After years of feeling worthless, I have finally come to see the other side. (Some one may of helped me see the other side...thank you.) I think I finally see that I don't need anyone else to find me worthy of the things I want in life or the things I want out of love, for that matter. I do not need someone else to validate my worth (even though it feels damn good when they do). I feel like for the first time in a long time, I don't need someone else to make me feel important or special. I have realized it was my fathers loss to not love me. I would agree it was a loose-loose situation, however. I would have loved to have had a father who I could forever admire...but the truth is, I didn't... I don't, I never will....
And for once I feel at peace with that.
And for once I feel at peace with that.
I think for a long time I felt as though I was the only one who suffered from his decision to never be there. I was not. Infact, I lost much less then he did. He not only never got to know me, he will never know my son; his grandchild. He has a child and a grandchild in this world, and he will never know us. He will never know who we really are. He mearly knows of us. And that truly is a shame. I can finally see my own worth, and know that HE IS MISSING OUT. Now, I'm not going to say the lack of a father in my life was not a loss to me aswell, but I cannot change the choices of others. And I have lived my life long enough feeling like there was something wrong with me. I have lived for FAR TOO LONG feeling as though I did not deserve the love and care of my father, or any other man for that matter. I wondered if I would ever be capable of deserving love. And now I finally feel as though there was nothing I had done or could do to change that. I had irrational fears and gult for a majority of my life.
I -to some extent- feel as though I am worthy of more then just love and care. I deserve to be treated as well as I treat others. I may not be a model, I may not be super skinny, I may not be perfect, but I know my heart is beautiful. I know that I love unconditionally, I give my all to the people I care about, and I care about every person who comes into my life, reguardless of how long they stay. I know that I like to make others happy, and making someone smile or laugh, makes my day. I know that I love beyond a doubt, and I know I am worthy of all the same. I have hope, that I never again will allow someone to treat me like less then I am worth. I feel it is only right to be treated as good as you treat others. And people who don't notice your worth, or treat you like less then you deserve, DON'T DESERVE A PLACE IN YOUR LIFE.
I feel free. Almost. I know this is a journey, and I have not reached the end- I'm still walking the path. But it is definatly good to feel like some of my wounds have scabbed over and they continue to heal. It feels good to finally
know realize, that I have all along deserved love. I have deserved effort, and patience, and time, and affection. I deserve everything I have always given, and never required in return. I will (try to) never again allow myself to fall at the feet of others because I feel worthless. I have to require more of the people I care for, and I have to require more of myself. I know damn well I am capable of amazing things. I know I love beyond extrodinary means, and I know that I too deserve that kind of love in return.

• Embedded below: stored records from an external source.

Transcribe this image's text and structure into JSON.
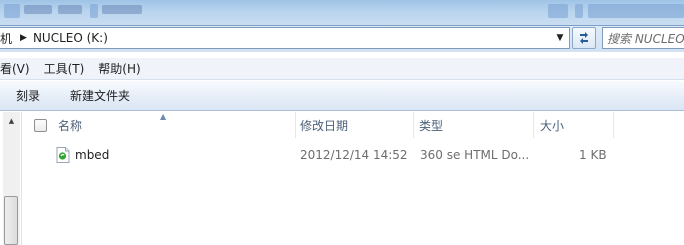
{
  "address": {
    "crumbs": [
      "机",
      "NUCLEO (K:)"
    ],
    "search_placeholder": "搜索 NUCLEO"
  },
  "menubar": {
    "items": [
      "看(V)",
      "工具(T)",
      "帮助(H)"
    ]
  },
  "commandbar": {
    "burn_label": "刻录",
    "new_folder_label": "新建文件夹"
  },
  "columns": {
    "name": "名称",
    "modified": "修改日期",
    "type": "类型",
    "size": "大小"
  },
  "files": [
    {
      "name": "mbed",
      "modified": "2012/12/14 14:52",
      "type": "360 se HTML Do...",
      "size": "1 KB",
      "icon": "html-document-icon"
    }
  ],
  "colors": {
    "header_text": "#4c607a",
    "row_detail_text": "#6d6d6d",
    "file_icon_accent": "#2fa52f"
  }
}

My life is no longer just about making other people smile. I'll make me smile too. And I know that I will find someone who cares as much about my happiness as I do about theirs. Because after all, isn't that what loving someone is all about? Maybe for a long time love has been a false sense of security for me. I know I have loved. I know I have been in love. But I do not know if I have known love this way before. I don't think I have ever before realized that love shouldn't conquour you. You should not have to sacrafice your own happiness to please someone else. If you cannot simply be you and be loved for it, are you being loved at all? Sometimes I feel like so much of me has changed because of past relationships. Past loves. And
sometimes I miss those parts of me. But I am comfortable knowing, I now get to be me, and watch someone fall in love with me for exactly who I am, exactly as I am, without requiring me to dote on their every need and want; without making me compramise myself. I'm no longer worried about being everything to someone else. I am more concerned with being myself, and allowing THAT to mean everything to someone, somewhere, someday.
"Man can live about forty days without food, about three days without water, about eight minutes without air, but only for one second without hope."